Landon Dickerson's injury shows just how much he means to Alabama football
When Landon Dickerson suffered what coach Nick Saban called a “pretty serious” knee injury a week ago, Alabama football lost more than the center of its offensive line.
In some ways, it was losing the soul of the No. 1-ranked Crimson Tide (11-0). It was losing the gasoline that livened Alabama's fire.
Dickerson is expected to miss all Alabama’s College Football Playoff run staring with the Rose Bowl in Arlington, Texas, against No. 4 Notre Dame (10-1) on Friday (3 p.m., ESPN).
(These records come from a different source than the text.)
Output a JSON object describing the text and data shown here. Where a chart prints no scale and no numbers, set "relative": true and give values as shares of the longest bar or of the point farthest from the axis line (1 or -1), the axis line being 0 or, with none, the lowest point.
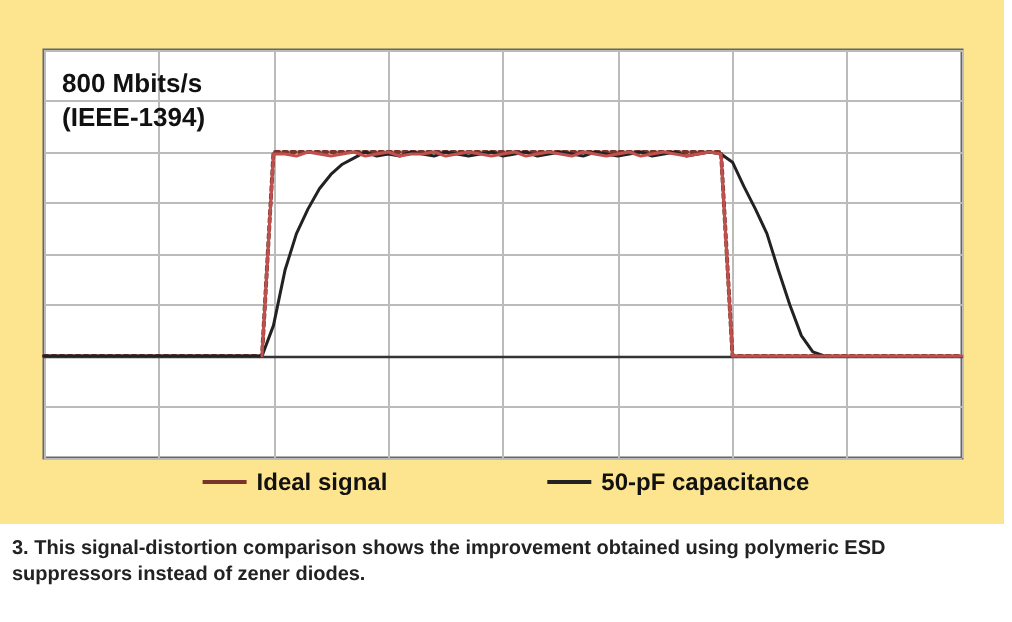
{
  "chart_data": {
    "type": "line",
    "title": "800 Mbits/s\n(IEEE-1394)",
    "relative": true,
    "grid": true,
    "legend": "bottom",
    "categories": [
      null,
      null,
      null,
      null,
      null,
      null,
      null,
      null,
      null,
      null,
      null,
      null,
      null,
      null,
      null,
      null,
      null,
      null,
      null,
      null,
      null,
      null,
      null,
      null,
      null,
      null,
      null,
      null,
      null,
      null,
      null,
      null,
      null,
      null,
      null,
      null,
      null,
      null,
      null,
      null,
      null,
      null,
      null,
      null,
      null,
      null,
      null,
      null,
      null,
      null,
      null,
      null,
      null,
      null,
      null,
      null,
      null,
      null,
      null,
      null,
      null,
      null,
      null,
      null,
      null,
      null,
      null,
      null,
      null,
      null,
      null,
      null,
      null,
      null,
      null,
      null,
      null,
      null,
      null,
      null,
      null
    ],
    "series": [
      {
        "name": "Ideal signal",
        "color": "#7a3328",
        "line_style": "dotted",
        "values": [
          0,
          0,
          0,
          0,
          0,
          0,
          0,
          0,
          0,
          0,
          0,
          0,
          0,
          0,
          0,
          0,
          0,
          0,
          0,
          0,
          1,
          1,
          1,
          1,
          1,
          1,
          1,
          1,
          1,
          1,
          1,
          1,
          1,
          1,
          1,
          1,
          1,
          1,
          1,
          1,
          1,
          1,
          1,
          1,
          1,
          1,
          1,
          1,
          1,
          1,
          1,
          1,
          1,
          1,
          1,
          1,
          1,
          1,
          1,
          1,
          0,
          0,
          0,
          0,
          0,
          0,
          0,
          0,
          0,
          0,
          0,
          0,
          0,
          0,
          0,
          0,
          0,
          0,
          0,
          0,
          0
        ]
      },
      {
        "color": "#c0504d",
        "line_style": "solid",
        "values": [
          null,
          null,
          null,
          null,
          null,
          null,
          null,
          null,
          null,
          null,
          null,
          null,
          null,
          null,
          null,
          null,
          null,
          null,
          null,
          0,
          0.99,
          0.99,
          0.98,
          1,
          0.99,
          0.98,
          0.99,
          1,
          0.98,
          0.99,
          1,
          0.98,
          0.99,
          0.99,
          1,
          0.98,
          0.99,
          1,
          0.99,
          0.98,
          0.99,
          1,
          0.98,
          0.99,
          1,
          0.99,
          0.98,
          1,
          0.99,
          0.98,
          0.99,
          1,
          0.98,
          0.99,
          1,
          0.99,
          0.98,
          0.99,
          1,
          0.99,
          0,
          0,
          0,
          0,
          0,
          0,
          0,
          0,
          0,
          0,
          0,
          0,
          0,
          0,
          0,
          0,
          0,
          0,
          0,
          0,
          0
        ]
      },
      {
        "name": "50-pF capacitance",
        "color": "#222222",
        "line_style": "solid",
        "values": [
          0,
          0,
          0,
          0,
          0,
          0,
          0,
          0,
          0,
          0,
          0,
          0,
          0,
          0,
          0,
          0,
          0,
          0,
          0,
          0,
          0.15,
          0.42,
          0.6,
          0.72,
          0.82,
          0.89,
          0.94,
          0.97,
          1,
          0.98,
          0.99,
          0.98,
          1,
          0.99,
          0.98,
          1,
          0.99,
          0.98,
          0.99,
          1,
          0.98,
          0.99,
          1,
          0.98,
          0.99,
          1,
          0.99,
          0.98,
          1,
          0.99,
          0.98,
          0.99,
          1,
          0.98,
          0.99,
          1,
          0.98,
          0.99,
          1,
          0.99,
          0.95,
          0.83,
          0.72,
          0.6,
          0.42,
          0.25,
          0.1,
          0.02,
          0,
          null,
          null,
          null,
          null,
          null,
          null,
          null,
          null,
          null,
          null,
          null,
          null
        ]
      }
    ],
    "annotations": [
      "3. This signal-distortion comparison shows the improvement obtained using polymeric ESD suppressors instead of zener diodes."
    ]
  }
}
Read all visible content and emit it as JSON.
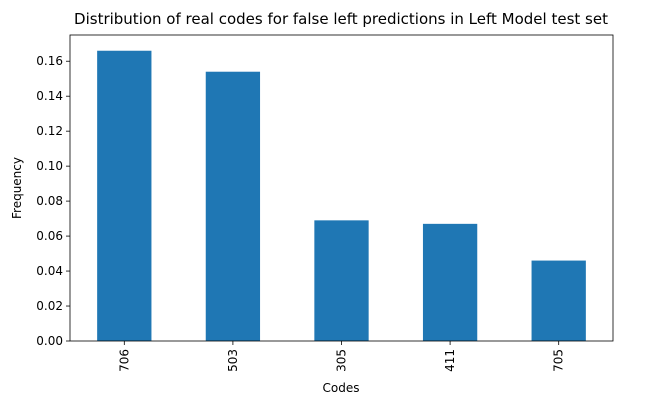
{
  "chart_data": {
    "type": "bar",
    "title": "Distribution of real codes for false left predictions in Left Model test set",
    "xlabel": "Codes",
    "ylabel": "Frequency",
    "categories": [
      "706",
      "503",
      "305",
      "411",
      "705"
    ],
    "values": [
      0.166,
      0.154,
      0.069,
      0.067,
      0.046
    ],
    "ylim": [
      0,
      0.175
    ],
    "yticks": [
      "0.00",
      "0.02",
      "0.04",
      "0.06",
      "0.08",
      "0.10",
      "0.12",
      "0.14",
      "0.16"
    ],
    "bar_color": "#1f77b4",
    "grid": false,
    "legend": "none"
  }
}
Chris Owens, who started four games at center last year and has been used as a tight end in specialty packages this season, will be the starter.
What Alabama won't have is what made Dickerson both invaluable to his teammates and well-liked within the fan base.
“That guy will put his whole life on the line for Alabama football, and if he could he’d play as soon as he can for us because he just wants to be back, but obviously the injuries are the injuries,” quarterback Mac Jones said. “I mean it sucked to see that, but you saw just in that little moment there with our whole team kind of going out and just saying, ‘We’re with you man. Prayers up.’ It’s definitely devastating to lose him, but at the same time he brought a whole other energy to our offense, and we just got to carry that on.”
Dickerson has made an impact on UA in such a short time, joining the program in 2019 after he transferred from Florida State.
Dickerson had the same effect when he played in high school.
In his native Hickory, North Carolina, Dickerson transferred from one side of the local rivalry to the other: Hickory High to South Caldwell High. Marc Kirkpatrick, on the staff at South Caldwell at the time, only needed to give Dickerson the slightest of nudges to unlock his now famous competitiveness.
South Caldwell ran the wing-T with the power sweep as a staple of its offense. Offensive linemen as talented as Dickerson were useful as pull blockers on the perimeter.
“At the beginning, he liked to hit them and lay on them,” Kirkpatrick said. “Once we told him to hit that guy and go hit another guy, he’d knock three of them down.”
Dickerson showed his ability to get under opponents’ skin — as he did in his first UA game, when a Duke defensive lineman was ejected for going after Dickerson after the snap. When Dickerson needed to, he didn’t mind being the one sending the message, as he did in South Caldwell’s game against St. Stephens during his senior year. Defensive linemen decided to neutralize Dickerson by cutting him, keeping him from getting where he needed to go by diving at his knees.
“After the third time the kid cut him, he literally picked the kid and suplexed him. It looked like old professional wrestling,” Kirkpatrick said. “Of course he got thrown out of the game immediately.
“I guess he was just proving a point.”
It was Dickerson’s knee injury in the SEC Championship Game that proved he is more to UA than its pesky center. He has become a favorite of the locker room — evidenced by the players flooding off the sideline to meet him on the injury cart.
“He would probably go down as the class clown,” Kirkpatrick said. “He’s so fun to be around. What’s amazing is how he can lock in: boom, he’s into football, but as soon as the play is over he’s back to fun-loving Landon.”
Dickerson won’t be on the field in the College Football Playoff, but he will have an impact in UA’s quest to win it.
“It was tough when it happened but everybody came out there and told him that they loved him and that we were going to do this for him,” wide receiver DeVonta Smith said. “And that’s what we’re going to do.”